Tears from the Heavens
I sat in the hallowed chapel listening to their sorrows and yet not hearing any of them. Emotions ran wild today and everyone was showing it, except me. I hadn't cried in front of them, in front of anyone. He sat in hospital before this very day begging for our help, begging for us to stay with him – we couldn't. That day, I wasn't strong, I cried and that was the last day anyone saw that of me.
Everyone shared their memories, read their prayers with heavy hearts, and tears. Somehow I couldn't cry, I wanted to but it just isn't me. I stood up when the priest invited me to say the prayers of the faithful. I read them, I sat down. That was it...
His son stood up, read out his memories of when his father used to cook onions on the barbeque and not notice the caterpillars falling in the grill, joining the onions. After that he didn't go on, he let out a sob and ran back to his= seat.
His daughter sat next to me, tears falling to her lap. She crowded he face with damp tissues and watched when she could the beautiful procession before us. Her husband was a lot like me, sitting silently, watching it all – blank. I didn't mind that, it never stuck me before just how strong he was, just how much he put out to help his family, to be strong for all of us.
The priest called to us, say your final goodbyes. Wouldn't go up, if I did I would cry and I wouldn't do that. Not in front of all these people. People came to his coffin, stood for a moment, then returned to their seats. The priest blesses him and sent us on our way.
I stood in a hall with chairs and long tables covered with a white cloth and food for everyone. We shuffled in and sat down. We all chatted weakly, I was approached by many.
"Good job, your reading was beautiful." That's what they all said. I forced a nod and a smiled and left it at that. I sat next to his son and the son's wife. That had a little girl in a pram and I played with her. I truly believed that she was the only happy person here.

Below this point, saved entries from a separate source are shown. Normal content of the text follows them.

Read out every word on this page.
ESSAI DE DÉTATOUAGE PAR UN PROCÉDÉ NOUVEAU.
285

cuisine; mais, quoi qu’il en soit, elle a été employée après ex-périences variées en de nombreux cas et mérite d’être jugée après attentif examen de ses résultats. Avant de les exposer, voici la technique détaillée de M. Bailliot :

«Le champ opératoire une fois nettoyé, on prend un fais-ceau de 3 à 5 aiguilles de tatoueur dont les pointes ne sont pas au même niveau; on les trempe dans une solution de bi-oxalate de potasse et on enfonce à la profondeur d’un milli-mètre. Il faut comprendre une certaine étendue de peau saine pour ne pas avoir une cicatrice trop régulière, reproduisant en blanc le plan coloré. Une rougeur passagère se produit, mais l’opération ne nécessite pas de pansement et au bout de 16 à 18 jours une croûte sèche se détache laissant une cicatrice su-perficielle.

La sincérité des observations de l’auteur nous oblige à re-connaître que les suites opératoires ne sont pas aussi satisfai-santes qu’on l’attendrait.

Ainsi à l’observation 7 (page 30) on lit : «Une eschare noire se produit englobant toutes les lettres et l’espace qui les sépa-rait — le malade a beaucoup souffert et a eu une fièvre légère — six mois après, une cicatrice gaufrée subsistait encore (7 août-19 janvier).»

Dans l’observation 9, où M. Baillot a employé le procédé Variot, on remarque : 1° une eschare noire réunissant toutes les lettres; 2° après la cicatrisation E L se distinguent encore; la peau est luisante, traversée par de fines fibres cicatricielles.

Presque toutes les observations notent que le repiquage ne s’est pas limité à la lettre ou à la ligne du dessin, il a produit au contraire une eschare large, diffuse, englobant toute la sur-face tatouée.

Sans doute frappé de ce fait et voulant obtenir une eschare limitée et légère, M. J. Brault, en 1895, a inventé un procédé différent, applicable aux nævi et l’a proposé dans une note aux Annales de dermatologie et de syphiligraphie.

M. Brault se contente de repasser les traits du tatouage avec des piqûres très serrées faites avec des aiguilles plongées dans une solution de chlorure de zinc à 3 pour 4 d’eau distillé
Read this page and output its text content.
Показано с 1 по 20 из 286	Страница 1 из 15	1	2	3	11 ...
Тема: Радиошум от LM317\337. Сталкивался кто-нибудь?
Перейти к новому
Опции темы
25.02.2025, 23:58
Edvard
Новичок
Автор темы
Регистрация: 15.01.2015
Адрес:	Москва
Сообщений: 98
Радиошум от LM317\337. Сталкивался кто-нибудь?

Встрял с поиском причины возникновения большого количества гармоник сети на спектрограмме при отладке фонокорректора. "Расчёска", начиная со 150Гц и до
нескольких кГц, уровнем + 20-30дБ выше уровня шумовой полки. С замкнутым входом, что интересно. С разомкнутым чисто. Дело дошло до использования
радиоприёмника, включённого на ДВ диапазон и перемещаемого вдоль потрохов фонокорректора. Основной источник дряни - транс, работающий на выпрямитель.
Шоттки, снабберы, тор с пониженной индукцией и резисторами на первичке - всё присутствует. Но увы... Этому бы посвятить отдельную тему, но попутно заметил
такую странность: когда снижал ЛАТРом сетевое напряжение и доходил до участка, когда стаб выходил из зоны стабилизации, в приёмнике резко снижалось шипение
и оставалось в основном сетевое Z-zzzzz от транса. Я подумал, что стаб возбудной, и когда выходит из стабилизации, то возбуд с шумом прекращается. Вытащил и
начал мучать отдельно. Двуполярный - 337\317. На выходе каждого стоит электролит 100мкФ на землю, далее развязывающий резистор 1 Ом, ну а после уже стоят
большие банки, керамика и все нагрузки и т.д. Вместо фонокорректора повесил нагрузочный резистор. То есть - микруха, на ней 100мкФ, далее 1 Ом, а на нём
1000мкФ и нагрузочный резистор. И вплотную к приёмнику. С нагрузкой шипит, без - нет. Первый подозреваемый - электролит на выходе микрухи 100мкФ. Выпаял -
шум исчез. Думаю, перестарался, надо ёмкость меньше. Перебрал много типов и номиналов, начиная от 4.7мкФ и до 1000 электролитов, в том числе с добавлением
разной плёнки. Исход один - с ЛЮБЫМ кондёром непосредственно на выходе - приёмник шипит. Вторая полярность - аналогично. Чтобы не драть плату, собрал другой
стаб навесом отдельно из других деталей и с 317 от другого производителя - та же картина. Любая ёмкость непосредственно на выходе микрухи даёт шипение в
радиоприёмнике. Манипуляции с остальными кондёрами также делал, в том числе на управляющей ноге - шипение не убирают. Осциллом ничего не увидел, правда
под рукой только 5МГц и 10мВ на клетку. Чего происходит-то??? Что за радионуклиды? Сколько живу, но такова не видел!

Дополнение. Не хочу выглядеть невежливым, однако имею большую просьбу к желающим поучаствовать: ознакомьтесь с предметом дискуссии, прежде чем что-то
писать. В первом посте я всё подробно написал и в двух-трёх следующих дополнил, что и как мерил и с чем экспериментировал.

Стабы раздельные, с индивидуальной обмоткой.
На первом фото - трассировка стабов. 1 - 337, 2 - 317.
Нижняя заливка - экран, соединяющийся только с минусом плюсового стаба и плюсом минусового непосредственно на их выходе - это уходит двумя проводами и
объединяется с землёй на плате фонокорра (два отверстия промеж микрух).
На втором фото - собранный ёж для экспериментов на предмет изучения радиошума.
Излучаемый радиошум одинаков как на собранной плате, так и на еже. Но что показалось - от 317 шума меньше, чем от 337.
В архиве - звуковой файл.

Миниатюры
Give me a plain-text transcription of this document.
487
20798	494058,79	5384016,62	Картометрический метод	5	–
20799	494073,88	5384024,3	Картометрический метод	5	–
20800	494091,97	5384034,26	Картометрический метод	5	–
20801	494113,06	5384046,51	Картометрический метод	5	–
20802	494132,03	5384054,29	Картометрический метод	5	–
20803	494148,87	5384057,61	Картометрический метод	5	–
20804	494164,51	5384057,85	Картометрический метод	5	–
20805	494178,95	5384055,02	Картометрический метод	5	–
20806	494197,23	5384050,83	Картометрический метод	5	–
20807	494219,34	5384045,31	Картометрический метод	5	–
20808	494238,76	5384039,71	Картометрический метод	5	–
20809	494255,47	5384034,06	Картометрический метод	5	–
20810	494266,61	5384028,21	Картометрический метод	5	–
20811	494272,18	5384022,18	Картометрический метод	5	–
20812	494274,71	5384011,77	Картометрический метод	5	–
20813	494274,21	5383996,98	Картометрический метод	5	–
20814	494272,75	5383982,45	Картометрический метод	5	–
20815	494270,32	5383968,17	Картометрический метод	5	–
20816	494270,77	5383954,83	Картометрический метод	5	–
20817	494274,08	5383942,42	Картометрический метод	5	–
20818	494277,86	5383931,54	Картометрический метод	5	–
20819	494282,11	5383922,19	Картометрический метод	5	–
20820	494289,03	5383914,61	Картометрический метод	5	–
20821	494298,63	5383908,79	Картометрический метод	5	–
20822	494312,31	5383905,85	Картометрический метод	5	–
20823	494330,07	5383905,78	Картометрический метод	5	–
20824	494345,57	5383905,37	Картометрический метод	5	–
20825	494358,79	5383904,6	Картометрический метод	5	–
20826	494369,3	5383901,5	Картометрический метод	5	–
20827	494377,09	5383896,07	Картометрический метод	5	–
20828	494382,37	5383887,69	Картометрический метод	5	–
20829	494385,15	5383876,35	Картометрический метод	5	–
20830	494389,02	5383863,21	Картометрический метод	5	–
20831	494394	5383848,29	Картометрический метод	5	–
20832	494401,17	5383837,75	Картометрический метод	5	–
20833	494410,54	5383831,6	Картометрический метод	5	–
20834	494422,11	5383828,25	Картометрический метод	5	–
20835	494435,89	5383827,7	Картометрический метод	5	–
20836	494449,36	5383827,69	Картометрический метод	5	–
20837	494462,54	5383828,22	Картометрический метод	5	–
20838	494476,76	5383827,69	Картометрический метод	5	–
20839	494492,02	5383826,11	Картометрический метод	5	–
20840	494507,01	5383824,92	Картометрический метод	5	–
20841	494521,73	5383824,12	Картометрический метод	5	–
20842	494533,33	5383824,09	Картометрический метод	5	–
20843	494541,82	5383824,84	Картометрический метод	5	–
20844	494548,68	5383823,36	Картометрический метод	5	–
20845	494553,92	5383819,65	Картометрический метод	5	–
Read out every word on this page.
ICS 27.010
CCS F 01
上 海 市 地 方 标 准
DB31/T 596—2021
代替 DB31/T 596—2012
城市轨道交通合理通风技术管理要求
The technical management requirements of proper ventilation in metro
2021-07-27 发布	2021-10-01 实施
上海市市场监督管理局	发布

I talked with his relatives; some were sour and bitter while some were trying their hand at happiness on such a grim day. They laughed at an inside joke and some introduced their partners to the family members they haven't met before or reacquainted themselves with people they hadn't seen for a while. I found myself doing the same thing, but after a while I had to stick to the corners of the building as i usually did. It's a funny thing; a death can bring together those who wouldn't have seen you under any other circumstance. We decided to leave after an hour.
I stepped out and felt the wind on my naked arms; the mist had turned to rain. I looked up straight to the rain and thought of him. I had to let him go even if I didn't want to. I let my best friend leave me in that sky' it was shedding the tears I was guilty of not shedding. He was crying from the heavens for me. My Grandfather was gone and that's all I knew today.